Adding 4-digit numbers and displaying sum - Assembly Language

Yousaf picture Yousaf · Nov 29, 2016 · Viewed 13.7k times · Source

I am making a program in which I want to take two 4-digit numbers from user and display their sum.

I know how to take 4-digit input from user but I am not able to sum the 4-digit numbers and display the result.

Help required to know how I can add and display sum of two 4-digit numbers.

I am using emu8086 assembler

Here's what I have done so far. The sum is not calculated correctly. Instead of displaying a sum, some signs are displayed on the console like "$" etc.

.model small
.data  
st9 db 13,10,"Enter First Number : ",'$'
st10 db 13,10,"Enter Second Number : ",'$'
st11 db 13,10,"Result = ",'$'
num dw ?
num2 dw ? 
a dw 1000
b db 100
c db 10
.code
main proc
    mov AX,@data
    mov DS,AX

    addition:     
    mov AH,9H
    mov DX,offset st9
    INT 21H

    mov AH,1
    INT 21H  
    SUB AL,30H
    MUL a                       ;1st digit
    mov num,AX

    mov AH,1
    INT 21H  
    SUB AL,30H
    MUL b                       ;2nd digit
    add num,AX

    mov AH,1
    INT 21H  
    SUB AL,30H
    MUL c                      ;3rd digit
    ADD num,AX

    mov AH,1
    INT 21H                      ;4th digit
    SUB AL,30H
    ADD num,AX

    mov AH,9H
    mov DX,offset st10
    INT 21H

    mov AH,1
    INT 21H  
    SUB AL,30H
    MUL a                     ;1st digit
    mov num2,AX

    mov AH,1
    INT 21H  
    SUB AL,30H
    MUL b                   ;2nd digit
    ADD num2,AX

    mov AH,1
    INT 21H  
    SUB AL,30H
    MUL c                     ;3rd digit
    ADD num2,AX

    mov AH,1
    INT 21H                ;4th digit
    SUB AL,30H 
    ADD num2,AX

    call addfunc 

    exit:
    mov AH,4CH
    INT 21H 

    addfunc proc near 

        mov BX,num2
        ADD BX,num
        SUB BX,48D

        mov AH,9H
        mov DX,offset st11
        INT 21H

        mov AH,2
        mov DL,bH
        INT 21H 

        mov AH,2
        mov DL,bl
        INT 21H  

        ret 

end main

Answer

Fifoernik picture Fifoernik · Dec 3, 2016

Before worrying about the sum, you need to make sure that the inputs were correct. Sadly they are wrong!

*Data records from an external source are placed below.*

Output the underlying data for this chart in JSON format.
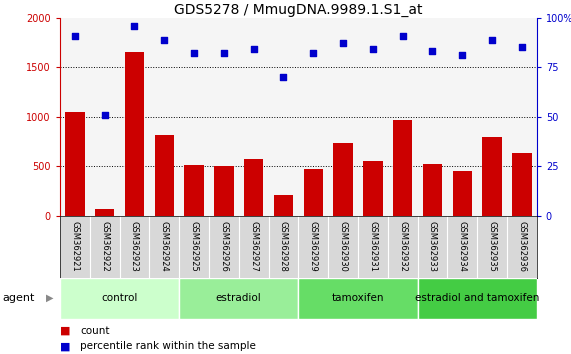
{
  "title": "GDS5278 / MmugDNA.9989.1.S1_at",
  "categories": [
    "GSM362921",
    "GSM362922",
    "GSM362923",
    "GSM362924",
    "GSM362925",
    "GSM362926",
    "GSM362927",
    "GSM362928",
    "GSM362929",
    "GSM362930",
    "GSM362931",
    "GSM362932",
    "GSM362933",
    "GSM362934",
    "GSM362935",
    "GSM362936"
  ],
  "bar_values": [
    1050,
    75,
    1650,
    820,
    510,
    500,
    570,
    210,
    470,
    740,
    550,
    970,
    520,
    450,
    800,
    630
  ],
  "dot_values": [
    91,
    51,
    96,
    89,
    82,
    82,
    84,
    70,
    82,
    87,
    84,
    91,
    83,
    81,
    89,
    85
  ],
  "bar_color": "#cc0000",
  "dot_color": "#0000cc",
  "ylim_left": [
    0,
    2000
  ],
  "ylim_right": [
    0,
    100
  ],
  "yticks_left": [
    0,
    500,
    1000,
    1500,
    2000
  ],
  "yticks_right": [
    0,
    25,
    50,
    75,
    100
  ],
  "ytick_right_labels": [
    "0",
    "25",
    "50",
    "75",
    "100%"
  ],
  "groups": [
    {
      "label": "control",
      "start": 0,
      "end": 4,
      "color": "#ccffcc"
    },
    {
      "label": "estradiol",
      "start": 4,
      "end": 8,
      "color": "#99ee99"
    },
    {
      "label": "tamoxifen",
      "start": 8,
      "end": 12,
      "color": "#66dd66"
    },
    {
      "label": "estradiol and tamoxifen",
      "start": 12,
      "end": 16,
      "color": "#44cc44"
    }
  ],
  "agent_label": "agent",
  "legend_bar_label": "count",
  "legend_dot_label": "percentile rank within the sample",
  "plot_bg": "#f5f5f5",
  "xtick_bg": "#d8d8d8",
  "title_fontsize": 10,
  "tick_fontsize": 7,
  "xtick_fontsize": 6,
  "group_fontsize": 7.5,
  "legend_fontsize": 7.5
}
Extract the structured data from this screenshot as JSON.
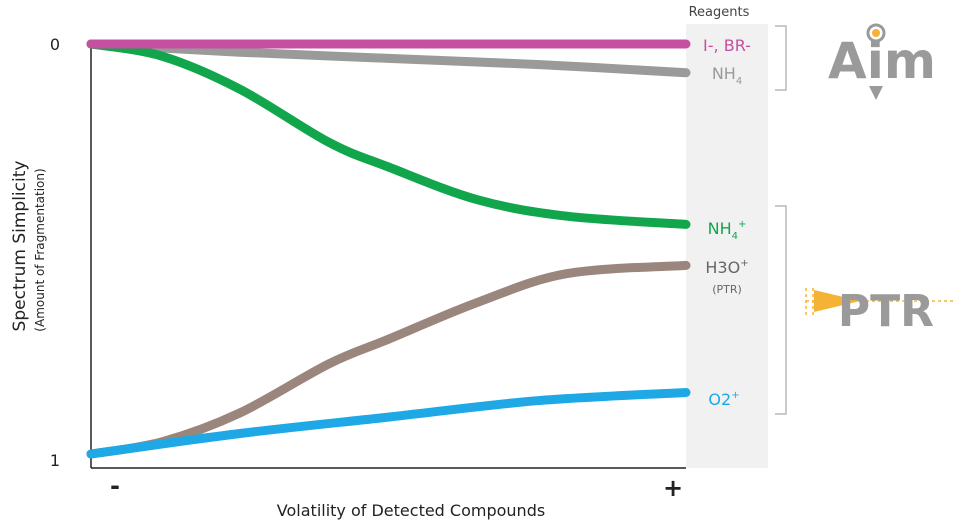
{
  "chart_data": {
    "type": "line",
    "xlabel": "Volatility of Detected Compounds",
    "ylabel": "Spectrum Simplicity",
    "ylabel_sub": "(Amount of Fragmentation)",
    "x_ticks": [
      "-",
      "+"
    ],
    "y_ticks": [
      "0",
      "1"
    ],
    "xlim": [
      0,
      1
    ],
    "ylim": [
      0,
      1
    ],
    "y_inverted": true,
    "legend_title": "Reagents",
    "series": [
      {
        "name": "I-, BR-",
        "color": "#c54fa0",
        "points": [
          [
            0,
            0
          ],
          [
            1,
            0
          ]
        ]
      },
      {
        "name": "NH4",
        "color": "#9a9a9a",
        "points": [
          [
            0,
            0
          ],
          [
            0.25,
            0.02
          ],
          [
            0.5,
            0.035
          ],
          [
            0.75,
            0.05
          ],
          [
            1,
            0.07
          ]
        ]
      },
      {
        "name": "NH4+",
        "color": "#12a64c",
        "points": [
          [
            0,
            0
          ],
          [
            0.12,
            0.03
          ],
          [
            0.25,
            0.11
          ],
          [
            0.4,
            0.24
          ],
          [
            0.5,
            0.3
          ],
          [
            0.65,
            0.38
          ],
          [
            0.8,
            0.42
          ],
          [
            1,
            0.44
          ]
        ]
      },
      {
        "name": "H3O+",
        "sublabel": "(PTR)",
        "color": "#9a867c",
        "points": [
          [
            0,
            1
          ],
          [
            0.12,
            0.97
          ],
          [
            0.25,
            0.9
          ],
          [
            0.4,
            0.78
          ],
          [
            0.5,
            0.72
          ],
          [
            0.65,
            0.63
          ],
          [
            0.8,
            0.56
          ],
          [
            1,
            0.54
          ]
        ]
      },
      {
        "name": "O2+",
        "color": "#1fa8e6",
        "points": [
          [
            0,
            1
          ],
          [
            0.25,
            0.95
          ],
          [
            0.5,
            0.91
          ],
          [
            0.75,
            0.87
          ],
          [
            1,
            0.85
          ]
        ]
      }
    ]
  },
  "brand": {
    "aim_logo": "Aim",
    "ptr_logo": "PTR"
  },
  "colors": {
    "band": "#f1f1f1",
    "bracket": "#b9b9b9",
    "aim": "#9a9a9a",
    "ptr": "#9a9a9a",
    "ptr_accent": "#f5b335"
  }
}
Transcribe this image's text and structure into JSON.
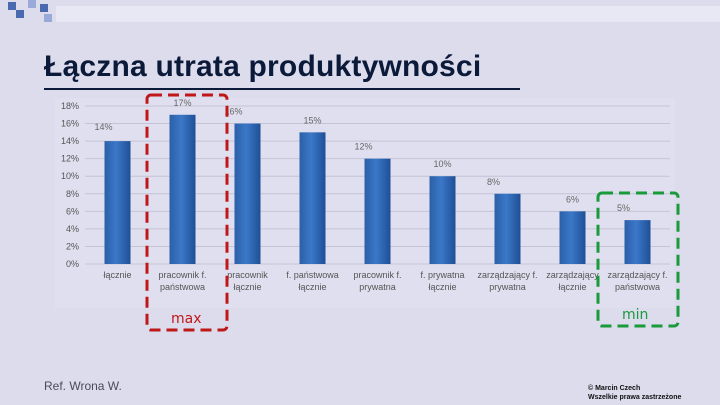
{
  "title": "Łączna utrata produktywności",
  "chart_data": {
    "type": "bar",
    "categories": [
      "łącznie",
      "pracownik f. państwowa",
      "pracownik łącznie",
      "f. państwowa łącznie",
      "pracownik f. prywatna",
      "f. prywatna łącznie",
      "zarządzający f. prywatna",
      "zarządzający łącznie",
      "zarządzający f. państwowa"
    ],
    "values": [
      14,
      17,
      16,
      15,
      12,
      10,
      8,
      6,
      5
    ],
    "data_labels": [
      "14%",
      "17%",
      "16%",
      "15%",
      "12%",
      "10%",
      "8%",
      "6%",
      "5%"
    ],
    "yticks": [
      "0%",
      "2%",
      "4%",
      "6%",
      "8%",
      "10%",
      "12%",
      "14%",
      "16%",
      "18%"
    ],
    "ylim": [
      0,
      18
    ],
    "bar_color": "#3b78c8",
    "grid": true
  },
  "annotations": {
    "max_label": "max",
    "min_label": "min",
    "max_color": "#c01818",
    "min_color": "#1a9a3a"
  },
  "footer": {
    "reference": "Ref. Wrona W.",
    "copyright_line1": "© Marcin Czech",
    "copyright_line2": "Wszelkie prawa zastrzeżone"
  }
}
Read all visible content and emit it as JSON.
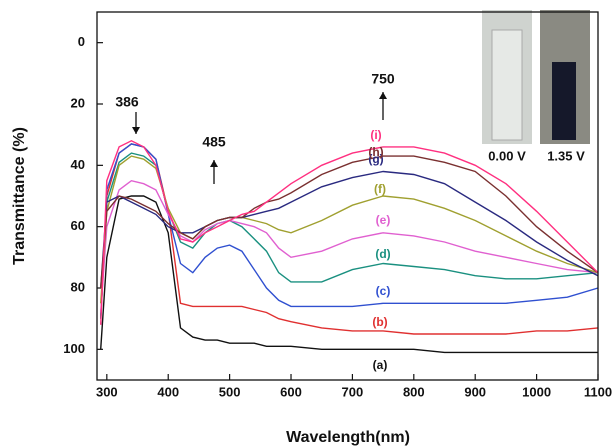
{
  "chart_data": {
    "type": "line",
    "x_label": "Wavelength(nm)",
    "y_label": "Transmittance (%)",
    "x": [
      290,
      300,
      320,
      340,
      360,
      380,
      400,
      420,
      440,
      460,
      480,
      500,
      520,
      540,
      560,
      580,
      600,
      650,
      700,
      750,
      800,
      850,
      900,
      950,
      1000,
      1050,
      1100
    ],
    "series": [
      {
        "name": "(a)",
        "color": "#111111",
        "values": [
          100,
          70,
          51,
          50,
          50,
          52,
          62,
          93,
          96,
          97,
          97,
          98,
          98,
          98,
          99,
          99,
          99,
          100,
          100,
          100,
          100,
          101,
          101,
          101,
          101,
          101,
          101
        ]
      },
      {
        "name": "(b)",
        "color": "#e03030",
        "values": [
          90,
          50,
          36,
          33,
          34,
          38,
          55,
          85,
          86,
          86,
          86,
          86,
          86,
          87,
          88,
          90,
          91,
          93,
          94,
          94,
          95,
          95,
          95,
          95,
          94,
          94,
          93
        ]
      },
      {
        "name": "(c)",
        "color": "#3050d0",
        "values": [
          90,
          48,
          36,
          33,
          34,
          38,
          56,
          72,
          75,
          70,
          67,
          66,
          68,
          74,
          80,
          84,
          86,
          86,
          86,
          85,
          85,
          85,
          85,
          85,
          84,
          83,
          80
        ]
      },
      {
        "name": "(d)",
        "color": "#1a9080",
        "values": [
          90,
          52,
          39,
          36,
          37,
          40,
          55,
          65,
          67,
          62,
          59,
          58,
          60,
          64,
          68,
          75,
          78,
          78,
          74,
          72,
          73,
          74,
          76,
          77,
          77,
          76,
          75
        ]
      },
      {
        "name": "(e)",
        "color": "#e060d0",
        "values": [
          88,
          60,
          48,
          45,
          46,
          48,
          56,
          63,
          65,
          61,
          59,
          58,
          59,
          60,
          62,
          67,
          70,
          68,
          64,
          62,
          63,
          65,
          68,
          70,
          72,
          74,
          75
        ]
      },
      {
        "name": "(f)",
        "color": "#a0a030",
        "values": [
          85,
          55,
          40,
          37,
          38,
          41,
          54,
          62,
          64,
          60,
          58,
          57,
          57,
          58,
          59,
          61,
          62,
          58,
          53,
          50,
          51,
          54,
          58,
          63,
          68,
          72,
          75
        ]
      },
      {
        "name": "(g)",
        "color": "#2a2a80",
        "values": [
          80,
          52,
          50,
          52,
          54,
          56,
          60,
          62,
          62,
          60,
          58,
          57,
          57,
          56,
          55,
          54,
          52,
          47,
          44,
          42,
          43,
          46,
          52,
          58,
          65,
          71,
          76
        ]
      },
      {
        "name": "(h)",
        "color": "#7a3030",
        "values": [
          80,
          55,
          50,
          51,
          53,
          55,
          59,
          62,
          64,
          60,
          58,
          57,
          57,
          54,
          52,
          51,
          49,
          43,
          39,
          37,
          37,
          39,
          42,
          50,
          60,
          68,
          75
        ]
      },
      {
        "name": "(i)",
        "color": "#ff3080",
        "values": [
          92,
          45,
          34,
          32,
          34,
          40,
          55,
          64,
          65,
          62,
          60,
          58,
          56,
          55,
          52,
          49,
          46,
          40,
          36,
          34,
          34,
          36,
          40,
          46,
          55,
          65,
          75
        ]
      }
    ],
    "xlim": [
      284,
      1100
    ],
    "xticks": [
      300,
      400,
      500,
      600,
      700,
      800,
      900,
      1000,
      1100
    ],
    "ylim": [
      -10,
      110
    ],
    "yticks": [
      0,
      20,
      40,
      60,
      80,
      100
    ],
    "y_inverted": true,
    "annotations": [
      "386",
      "485",
      "750"
    ],
    "inset_labels": [
      "0.00 V",
      "1.35 V"
    ]
  }
}
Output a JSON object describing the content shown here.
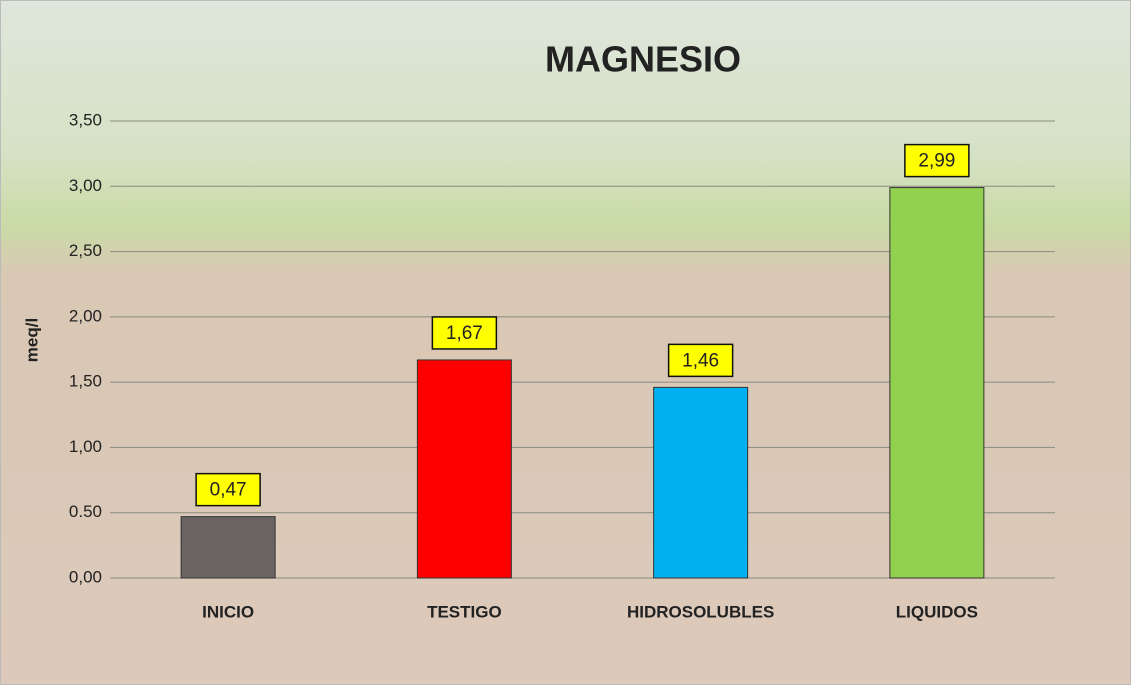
{
  "chart_data": {
    "type": "bar",
    "title": "MAGNESIO",
    "y_label": "meq/l",
    "categories": [
      "INICIO",
      "TESTIGO",
      "HIDROSOLUBLES",
      "LIQUIDOS"
    ],
    "values": [
      0.47,
      1.67,
      1.46,
      2.99
    ],
    "value_labels": [
      "0,47",
      "1,67",
      "1,46",
      "2,99"
    ],
    "colors": [
      "#6b6464",
      "#ff0000",
      "#00b0f0",
      "#92d050"
    ],
    "ylim": [
      0,
      3.5
    ],
    "yticks": [
      {
        "value": 0,
        "label": "0,00"
      },
      {
        "value": 0.5,
        "label": "0.50"
      },
      {
        "value": 1,
        "label": "1,00"
      },
      {
        "value": 1.5,
        "label": "1,50"
      },
      {
        "value": 2,
        "label": "2,00"
      },
      {
        "value": 2.5,
        "label": "2,50"
      },
      {
        "value": 3,
        "label": "3,00"
      },
      {
        "value": 3.5,
        "label": "3,50"
      }
    ],
    "grid": true
  }
}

When calculating the 1st digit you use mul a. Since the a variable is defined as a word (with the value of 1000), this multiplication is a word sized operation, and so it actually multiplies the AX register with your variable. Your program only gets a value in the AL register, which is but the low half of the AX register. You need to zero the upper half AH beforehand.

mov AH,1
INT 21H  
SUB AL,30H
mov ah,0          <<<<<<<<<< Add this
MUL a             ;1st digit
mov num,AX

The code for the 2nd and 3rd digits is OK, but the 4th digit is wrong again. The add num,ax instruction relies on the content of the upper half AH that you didn't set up.

mov AH,1
INT 21H           ;4th digit
SUB AL,30H
mov ah,0          <<<<<<<<<< Add this
ADD num,AX

You need these corrections on num and on num2.


addfunc proc near 
    mov BX,num2
    ADD BX,num
    SUB BX,48D

There's no sense in subtracting 48D from the sum you calculated in the addfunc procedure.
Moreover using the DisplayCharacter function from DOS on the bytes in BL and BH doesn't display the resulting number.
Below is one version of how to display a 16 bit number in AX on the screen:

addfunc proc near
 mov  ax,num2
 add  ax,num

 xor  cx,cx   ;Counts the digits
 mov  bx,10   ;Fixed divider
more:
 xor  dx,dx   ;Word division needs to zero DX!
 div  bx
 push dx      ;Remainder [0,9]
 inc  cx      ;One digit more
 test ax,ax
 jnz  more    ;Continu until AX is empty
next:
 pop  dx
 add  dl,48   ;Turn into a character, from [0,9] to ["0","9"]
 mov  ah,02h  ;DOS DisplayCharacter function
 int  21h
 loop next    ;Continu for all digits (*)

(*) Since the sum of two 4-digit numbers varies from 0 to 19998, the number of digits that are displayed varies from 1 to 5.